Nació el 08 de Febrero de 1931 en Marion, Indiana, EE.UU.
Falleció el 30 de Septiembre de 1955 en Cholame, California, EE.UU.

Espíritu de los 50

19 Diciembre 2002

Icono. Leyenda. Mito. Tres películas fueron suficientes para fraguar su inmortalidad.

¿Pero qué tenía este chico de aires tímidos, gesto reconcentrado y mirada triste para que a la vuelta de cincuenta años siga llenando portadas de revistas o carpetas de adolescentes? Quizá no era Bogart, ni Brando, pero le bastó encarnar a la perfección las obsesiones, incomprensiones y rebeldías de toda una generación para granjearse el favor del público. Ya se sabe que el carácter contestatario ha sido siempre un imán para las conciencias, sobre todo si viven adormecidas en la rutina de una vida plana. Y el talento de James Dean llegó en el momento justo, él fue el Elvis de la interpretación, el Warhol de la pantalla, el Che Guevara del cine. Y aunque su luz se extinguió pronto, también su claridad fue deslumbrante.
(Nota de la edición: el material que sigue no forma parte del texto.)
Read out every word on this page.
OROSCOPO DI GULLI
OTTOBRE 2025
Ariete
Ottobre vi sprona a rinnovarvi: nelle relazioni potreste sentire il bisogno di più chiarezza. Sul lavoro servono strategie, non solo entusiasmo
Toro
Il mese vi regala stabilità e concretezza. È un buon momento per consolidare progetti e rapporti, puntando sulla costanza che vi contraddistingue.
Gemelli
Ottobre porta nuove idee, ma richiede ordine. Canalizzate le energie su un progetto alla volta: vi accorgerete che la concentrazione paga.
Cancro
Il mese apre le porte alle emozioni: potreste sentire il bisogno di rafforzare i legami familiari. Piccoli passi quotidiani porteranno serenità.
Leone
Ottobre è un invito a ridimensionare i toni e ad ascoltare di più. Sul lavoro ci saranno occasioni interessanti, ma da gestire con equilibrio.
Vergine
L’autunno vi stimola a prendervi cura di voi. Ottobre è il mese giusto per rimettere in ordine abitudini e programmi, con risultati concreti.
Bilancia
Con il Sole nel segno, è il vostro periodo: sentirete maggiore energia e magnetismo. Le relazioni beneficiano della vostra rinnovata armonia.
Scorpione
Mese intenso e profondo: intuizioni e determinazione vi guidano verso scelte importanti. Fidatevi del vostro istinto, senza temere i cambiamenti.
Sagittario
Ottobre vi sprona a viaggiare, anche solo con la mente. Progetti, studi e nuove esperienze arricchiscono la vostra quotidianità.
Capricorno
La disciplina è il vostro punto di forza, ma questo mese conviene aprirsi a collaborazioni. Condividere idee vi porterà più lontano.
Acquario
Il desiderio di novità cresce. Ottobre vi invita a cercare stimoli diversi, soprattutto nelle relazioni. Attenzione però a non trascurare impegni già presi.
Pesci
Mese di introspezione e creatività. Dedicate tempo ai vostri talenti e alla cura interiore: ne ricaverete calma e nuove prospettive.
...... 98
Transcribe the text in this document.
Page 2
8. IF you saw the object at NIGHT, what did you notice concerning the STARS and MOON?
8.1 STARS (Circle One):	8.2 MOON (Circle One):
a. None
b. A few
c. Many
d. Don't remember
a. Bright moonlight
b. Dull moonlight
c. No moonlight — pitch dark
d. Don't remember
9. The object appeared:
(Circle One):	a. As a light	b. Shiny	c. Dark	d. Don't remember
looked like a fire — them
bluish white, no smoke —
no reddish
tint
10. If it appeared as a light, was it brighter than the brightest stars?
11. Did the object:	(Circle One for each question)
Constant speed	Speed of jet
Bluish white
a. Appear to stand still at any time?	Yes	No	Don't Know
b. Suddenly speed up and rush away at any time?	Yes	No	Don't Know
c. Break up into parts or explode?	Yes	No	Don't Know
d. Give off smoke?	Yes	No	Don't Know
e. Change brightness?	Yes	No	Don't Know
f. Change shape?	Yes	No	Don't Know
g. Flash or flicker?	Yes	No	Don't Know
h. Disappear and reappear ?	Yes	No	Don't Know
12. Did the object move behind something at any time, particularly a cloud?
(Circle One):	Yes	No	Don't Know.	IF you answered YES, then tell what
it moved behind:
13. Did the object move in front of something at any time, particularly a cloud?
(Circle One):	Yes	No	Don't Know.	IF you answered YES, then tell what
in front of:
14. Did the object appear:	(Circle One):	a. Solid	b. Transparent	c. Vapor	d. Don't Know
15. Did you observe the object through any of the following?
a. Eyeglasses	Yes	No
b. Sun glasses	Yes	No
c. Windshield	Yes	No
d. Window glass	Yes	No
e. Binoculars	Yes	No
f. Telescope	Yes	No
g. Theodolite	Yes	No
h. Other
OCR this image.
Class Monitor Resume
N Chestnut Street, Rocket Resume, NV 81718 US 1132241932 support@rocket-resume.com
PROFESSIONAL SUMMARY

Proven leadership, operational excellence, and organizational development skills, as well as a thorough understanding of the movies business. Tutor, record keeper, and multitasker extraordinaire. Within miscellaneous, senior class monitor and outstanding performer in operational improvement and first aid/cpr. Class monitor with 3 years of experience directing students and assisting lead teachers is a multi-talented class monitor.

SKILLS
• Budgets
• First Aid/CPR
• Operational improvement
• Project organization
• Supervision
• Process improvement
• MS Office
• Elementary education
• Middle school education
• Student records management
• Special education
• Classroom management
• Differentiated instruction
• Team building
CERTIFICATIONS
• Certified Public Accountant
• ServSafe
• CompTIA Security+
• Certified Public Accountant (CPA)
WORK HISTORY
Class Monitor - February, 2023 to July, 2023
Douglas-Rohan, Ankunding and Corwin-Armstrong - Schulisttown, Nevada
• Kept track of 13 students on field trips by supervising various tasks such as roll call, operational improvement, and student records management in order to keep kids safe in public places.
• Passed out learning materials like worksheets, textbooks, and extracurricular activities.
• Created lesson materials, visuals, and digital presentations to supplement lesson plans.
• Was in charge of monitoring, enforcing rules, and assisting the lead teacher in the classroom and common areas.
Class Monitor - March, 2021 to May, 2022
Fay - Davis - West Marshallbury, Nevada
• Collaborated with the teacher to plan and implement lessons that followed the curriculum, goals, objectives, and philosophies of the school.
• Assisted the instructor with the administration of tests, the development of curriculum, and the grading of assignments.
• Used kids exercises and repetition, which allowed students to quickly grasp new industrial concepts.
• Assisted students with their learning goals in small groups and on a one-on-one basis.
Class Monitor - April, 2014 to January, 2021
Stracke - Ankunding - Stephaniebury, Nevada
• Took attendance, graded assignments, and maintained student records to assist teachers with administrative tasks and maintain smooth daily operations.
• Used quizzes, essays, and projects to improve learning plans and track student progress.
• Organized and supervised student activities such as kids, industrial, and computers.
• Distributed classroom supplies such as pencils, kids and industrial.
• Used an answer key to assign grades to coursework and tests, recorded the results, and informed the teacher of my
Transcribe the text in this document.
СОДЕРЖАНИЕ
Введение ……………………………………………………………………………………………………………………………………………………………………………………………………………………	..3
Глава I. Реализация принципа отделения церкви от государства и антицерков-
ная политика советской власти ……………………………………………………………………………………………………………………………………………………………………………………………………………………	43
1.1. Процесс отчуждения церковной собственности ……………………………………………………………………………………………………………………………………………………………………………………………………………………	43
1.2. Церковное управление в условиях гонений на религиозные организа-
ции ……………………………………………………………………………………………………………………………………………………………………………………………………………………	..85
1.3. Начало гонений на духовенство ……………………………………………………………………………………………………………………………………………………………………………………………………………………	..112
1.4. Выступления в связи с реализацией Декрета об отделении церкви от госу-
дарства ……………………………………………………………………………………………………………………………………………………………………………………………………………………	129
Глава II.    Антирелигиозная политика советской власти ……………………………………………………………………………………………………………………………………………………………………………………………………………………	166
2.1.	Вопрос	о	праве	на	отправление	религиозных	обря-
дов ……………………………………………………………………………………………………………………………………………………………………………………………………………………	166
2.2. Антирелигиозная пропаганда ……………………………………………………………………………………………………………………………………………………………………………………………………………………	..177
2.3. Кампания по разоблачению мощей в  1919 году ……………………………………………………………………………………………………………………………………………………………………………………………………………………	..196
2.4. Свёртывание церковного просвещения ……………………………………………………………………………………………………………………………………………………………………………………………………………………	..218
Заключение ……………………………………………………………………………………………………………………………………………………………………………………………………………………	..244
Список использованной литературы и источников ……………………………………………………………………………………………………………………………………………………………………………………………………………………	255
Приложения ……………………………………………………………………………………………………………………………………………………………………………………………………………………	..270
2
James Byron Dean nació el 8 de febrero de 1931 en Marion, Indiana. A los pocos años se trasladó a Los Angeles, pero a la muerte de su madre –cuando él contaba 9 años– volvió de nuevo a Indiana, donde vivió en la granja de sus tíos. Pronto, sin embargo, regresó a California para estudiar interpretación en UCLA. Allí trabajó en anuncios, series televisivas y obras de teatro en Broadway. Y aprovechando su estancia en Nueva York completó su formación en el prestigioso Actors Studio.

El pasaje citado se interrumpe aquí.